Intention du blog — De quoi va-t-on parler ? Comment ? Et qui suis-je ?


S

alut à toi, et bienvenue en ces lieux ! Je sais, je tutoie le lecteur. Un choix qui peut paraître choquant pour les puristes mais qui, soyons clair, n’a aucune signification cachée d’irrespect ou d’infantilisation. Dis-toi, cher lecteur/chère lectrice, qu’il s’agit du même effet de style que dans les péplums des années soixante, dans lesquels les personnages s’adressaient à leurs supérieurs, à un consul, une noble ou même César en utilisant le tutoiement — et cela avec le plus grand respect.

     En latin classique, le tutoiement était utilisé dans toutes les situations. D’ailleurs, celleux qui ont eu des cours de latin se souviendront qu’il n’y avait pas de forme de conjugaison dite « de politesse ». Le vouvoiement en tant que forme de politesse n’est apparu que plus tard, entre le IIe et le IVe siècle de notre ère[1], bien après l’époque la plus représentée au cinéma.

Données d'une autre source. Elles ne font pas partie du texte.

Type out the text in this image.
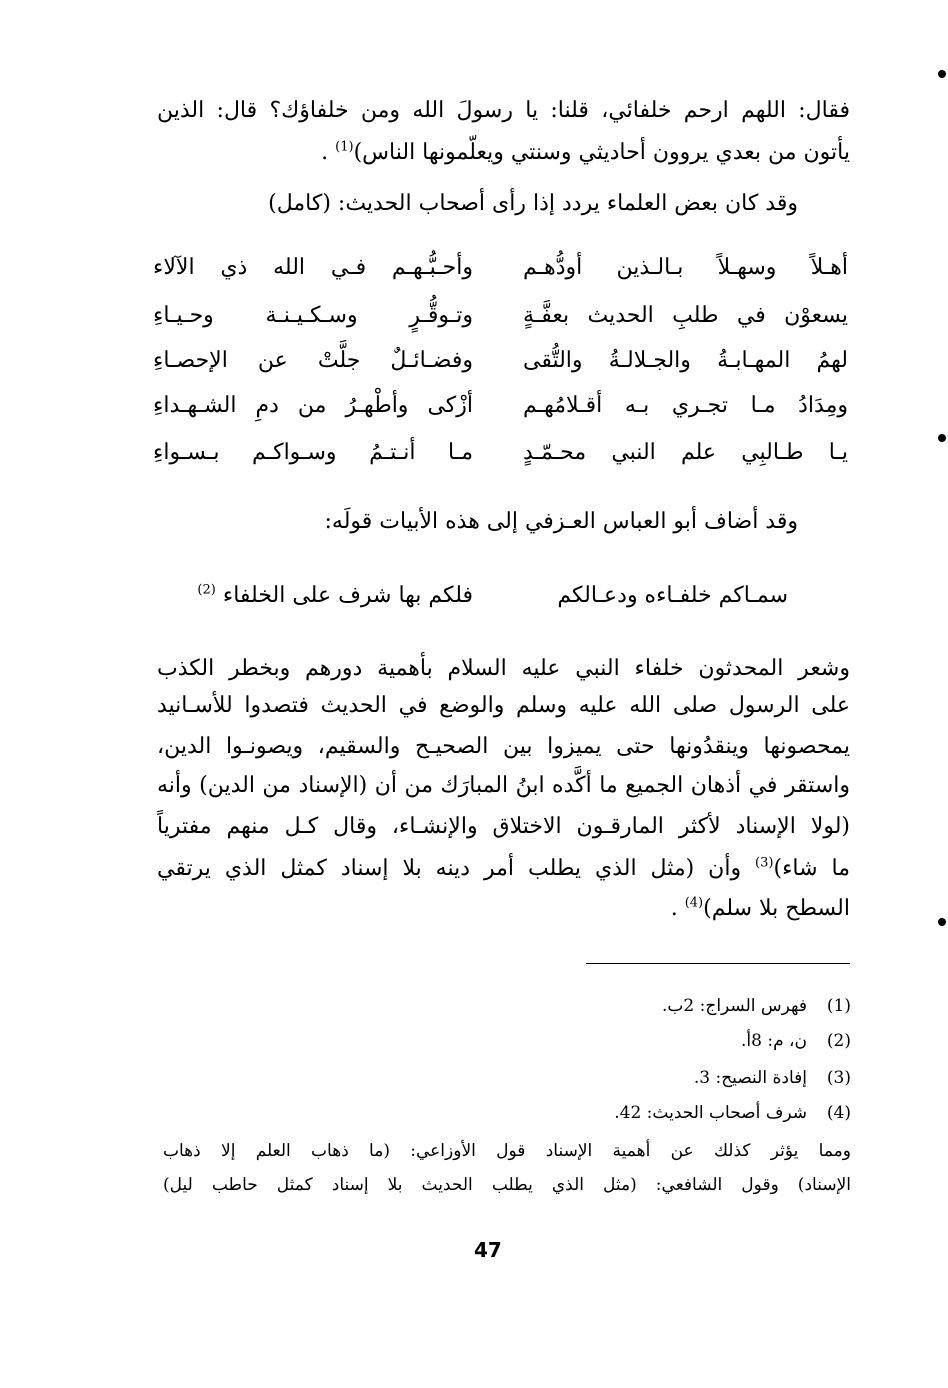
فقال: اللهم ارحم خلفائي، قلنا: يا رسولَ الله ومن خلفاؤك؟ قال: الذين
يأتون من بعدي يروون أحاديثي وسنتي ويعلّمونها الناس)$^{(1)}$ .
وقد كان بعض العلماء يردد إذا رأى أصحاب الحديث: (كامل)
أهـلاً وسهـلاً بـالـذين أودُّهـم
وأحـبُّـهـم فـي الله ذي الآلاء
يسعوْن في طلبِ الحديث بعفَّـةٍ
وتـوقُّـرٍ وسـكـيـنـة وحـيـاءِ
لهمُ المهـابـةُ والجـلالـةُ والتُّقى
وفضـائـلٌ جلَّتْ عن الإحصـاءِ
ومِدَادُ مـا تجـري بـه أقـلامُهـم
أزْكى وأطْهـرُ من دمِ الشـهـداءِ
يـا طـالبِي علم النبي محـمّـدٍ
مـا أنـتـمُ وسـواكـم بـسـواءِ
وقد أضاف أبو العباس العـزفي إلى هذه الأبيات قولَه:
سمـاكم خلفـاءه ودعـالكم
فلكم بها شرف على الخلفاء $^{(2)}$
وشعر المحدثون خلفاء النبي عليه السلام بأهمية دورهم وبخطر الكذب
على الرسول صلى الله عليه وسلم والوضع في الحديث فتصدوا للأسـانيد
يمحصونها وينقدُونها حتى يميزوا بين الصحيـح والسقيم، ويصونـوا الدين،
واستقر في أذهان الجميع ما أكَّده ابنُ المبارَك من أن (الإسناد من الدين) وأنه
(لولا الإسناد لأكثر المارقـون الاختلاق والإنشـاء، وقال كـل منهم مفترياً
ما شاء)$^{(3)}$ وأن (مثل الذي يطلب أمر دينه بلا إسناد كمثل الذي يرتقي
السطح بلا سلم)$^{(4)}$ .
(1)فهرس السراج: 2ب.
(2)ن، م: 8أ.
(3)إفادة النصيح: 3.
(4)شرف أصحاب الحديث: 42.
ومما يؤثر كذلك عن أهمية الإسناد قول الأوزاعي: (ما ذهاب العلم إلا ذهاب
الإسناد) وقول الشافعي: (مثل الذي يطلب الحديث بلا إسناد كمثل حاطب ليل)
47
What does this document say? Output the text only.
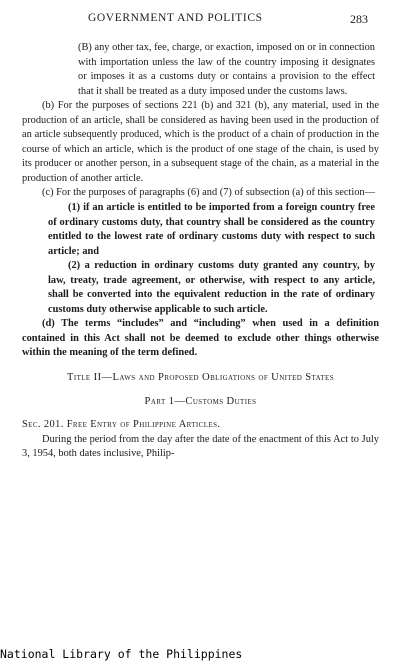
GOVERNMENT AND POLITICS	283

(B) any other tax, fee, charge, or exaction, imposed on or in connection with importation unless the law of the country imposing it designates or imposes it as a customs duty or contains a provision to the effect that it shall be treated as a duty imposed under the customs laws.

(b) For the purposes of sections 221 (b) and 321 (b), any material, used in the production of an article, shall be considered as having been used in the production of an article subsequently produced, which is the product of a chain of production in the course of which an article, which is the product of one stage of the chain, is used by its producer or another person, in a subsequent stage of the chain, as a material in the production of another article.

(c) For the purposes of paragraphs (6) and (7) of subsection (a) of this section—

(1) if an article is entitled to be imported from a foreign country free of ordinary customs duty, that country shall be considered as the country entitled to the lowest rate of ordinary customs duty with respect to such article; and

(2) a reduction in ordinary customs duty granted any country, by law, treaty, trade agreement, or otherwise, with respect to any article, shall be converted into the equivalent reduction in the rate of ordinary customs duty otherwise applicable to such article.

(d) The terms “includes” and “including” when used in a definition contained in this Act shall not be deemed to exclude other things otherwise within the meaning of the term defined.

Title II—Laws and Proposed Obligations of United States

Part 1—Customs Duties

Sec. 201. Free Entry of Philippine Articles.

During the period from the day after the date of the enactment of this Act to July 3, 1954, both dates inclusive, Philip-

National Library of the Philippines
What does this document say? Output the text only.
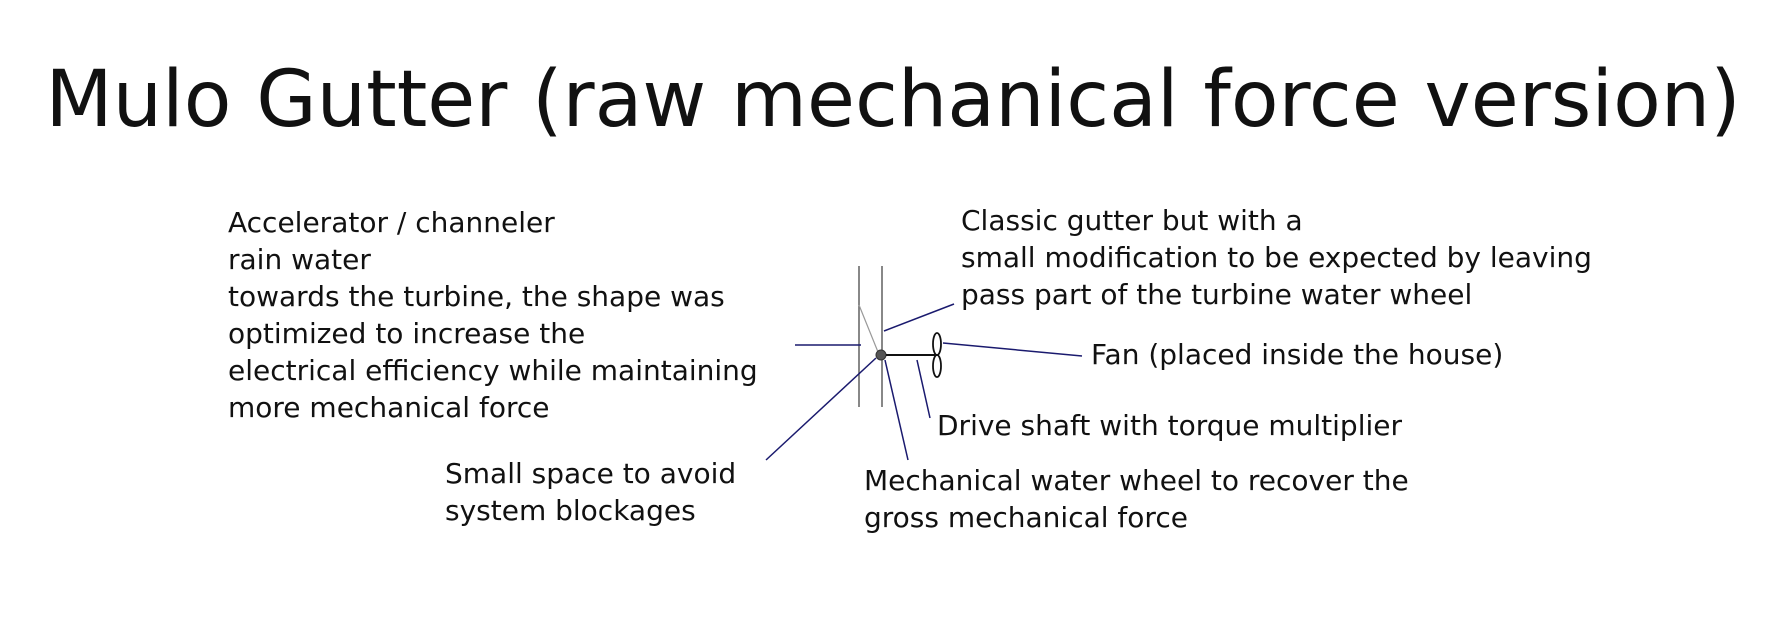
Mulo Gutter (raw mechanical force version)
Accelerator / channeler
rain water
towards the turbine, the shape was
optimized to increase the
electrical efficiency while maintaining
more mechanical force
Classic gutter but with a
small modification to be expected by leaving
pass part of the turbine water wheel
Fan (placed inside the house)
Drive shaft with torque multiplier
Small space to avoid
system blockages
Mechanical water wheel to recover the
gross mechanical force
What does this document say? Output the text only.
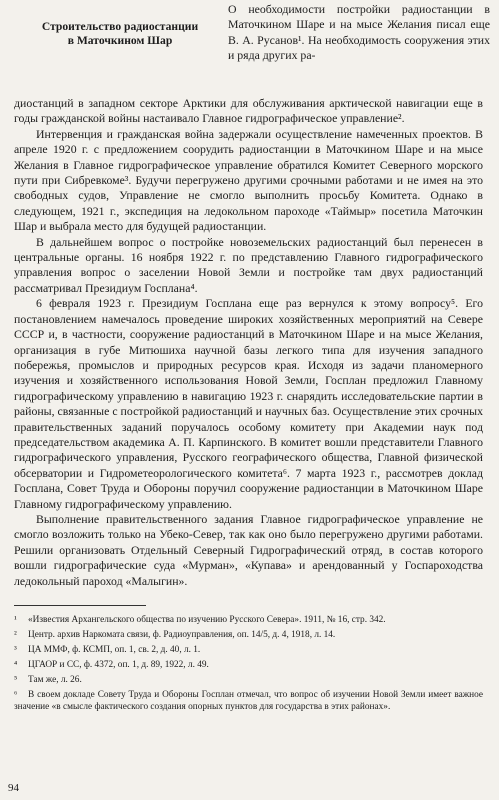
Строительство радиостанции
в Маточкином Шар
О необходимости постройки радиостанции в Маточкином Шаре и на мысе Желания писал еще В. А. Русанов¹. На необходимость сооружения этих и ряда других ра-

диостанций в западном секторе Арктики для обслуживания арктической навигации еще в годы гражданской войны настаивало Главное гидрографическое управление².

Интервенция и гражданская война задержали осуществление намеченных проектов. В апреле 1920 г. с предложением соорудить радиостанции в Маточкином Шаре и на мысе Желания в Главное гидрографическое управление обратился Комитет Северного морского пути при Сибревкоме³. Будучи перегружено другими срочными работами и не имея на это свободных судов, Управление не смогло выполнить просьбу Комитета. Однако в следующем, 1921 г., экспедиция на ледокольном пароходе «Таймыр» посетила Маточкин Шар и выбрала место для будущей радиостанции.

В дальнейшем вопрос о постройке новоземельских радиостанций был перенесен в центральные органы. 16 ноября 1922 г. по представлению Главного гидрографического управления вопрос о заселении Новой Земли и постройке там двух радиостанций рассматривал Президиум Госплана⁴.

6 февраля 1923 г. Президиум Госплана еще раз вернулся к этому вопросу⁵. Его постановлением намечалось проведение широких хозяйственных мероприятий на Севере СССР и, в частности, сооружение радиостанций в Маточкином Шаре и на мысе Желания, организация в губе Митюшиха научной базы легкого типа для изучения западного побережья, промыслов и природных ресурсов края. Исходя из задачи планомерного изучения и хозяйственного использования Новой Земли, Госплан предложил Главному гидрографическому управлению в навигацию 1923 г. снарядить исследовательские партии в районы, связанные с постройкой радиостанций и научных баз. Осуществление этих срочных правительственных заданий поручалось особому комитету при Академии наук под председательством академика А. П. Карпинского. В комитет вошли представители Главного гидрографического управления, Русского географического общества, Главной физической обсерватории и Гидрометеорологического комитета⁶. 7 марта 1923 г., рассмотрев доклад Госплана, Совет Труда и Обороны поручил сооружение радиостанции в Маточкином Шаре Главному гидрографическому управлению.

Выполнение правительственного задания Главное гидрографическое управление не смогло возложить только на Убеко-Север, так как оно было перегружено другими работами. Решили организовать Отдельный Северный Гидрографический отряд, в состав которого вошли гидрографические суда «Мурман», «Купава» и арендованный у Госпароходства ледокольный пароход «Малыгин».

¹ «Известия Архангельского общества по изучению Русского Севера». 1911, № 16, стр. 342.

² Центр. архив Наркомата связи, ф. Радиоуправления, оп. 14/5, д. 4, 1918, л. 14.

³ ЦА ММФ, ф. КСМП, оп. 1, св. 2, д. 40, л. 1.

⁴ ЦГАОР и СС, ф. 4372, оп. 1, д. 89, 1922, л. 49.

⁵ Там же, л. 26.

⁶ В своем докладе Совету Труда и Обороны Госплан отмечал, что вопрос об изучении Новой Земли имеет важное значение «в смысле фактического создания опорных пунктов для государства в этих районах».

94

En français, le tutoiement est donc une sorte de marque langagière de l’époque romaine facile à retranscrire à l’écran. Personne ne s’est jamais dit que ces centurions, tribuns ou autres personnages romains étaient irrespectueux envers leurs supérieurs ou dirigeants. Cette habitude orale représentative est d’ailleurs attestée dans la littérature, d’où elle a simplement été reprise. On peut y lire « Ave, Caesar, morituri te salutant » (le fameux: « Avé César, ceux qui vont mourir te saluent ») lorsque les Gladiateurs s’adressent audit personnage avant un combat dans l’arène. C’est donc ainsi que tu peux prendre mon tutoiement, si jamais cette habitude te semble irrespectueuse — comme une marque littéraire séculaire de respect.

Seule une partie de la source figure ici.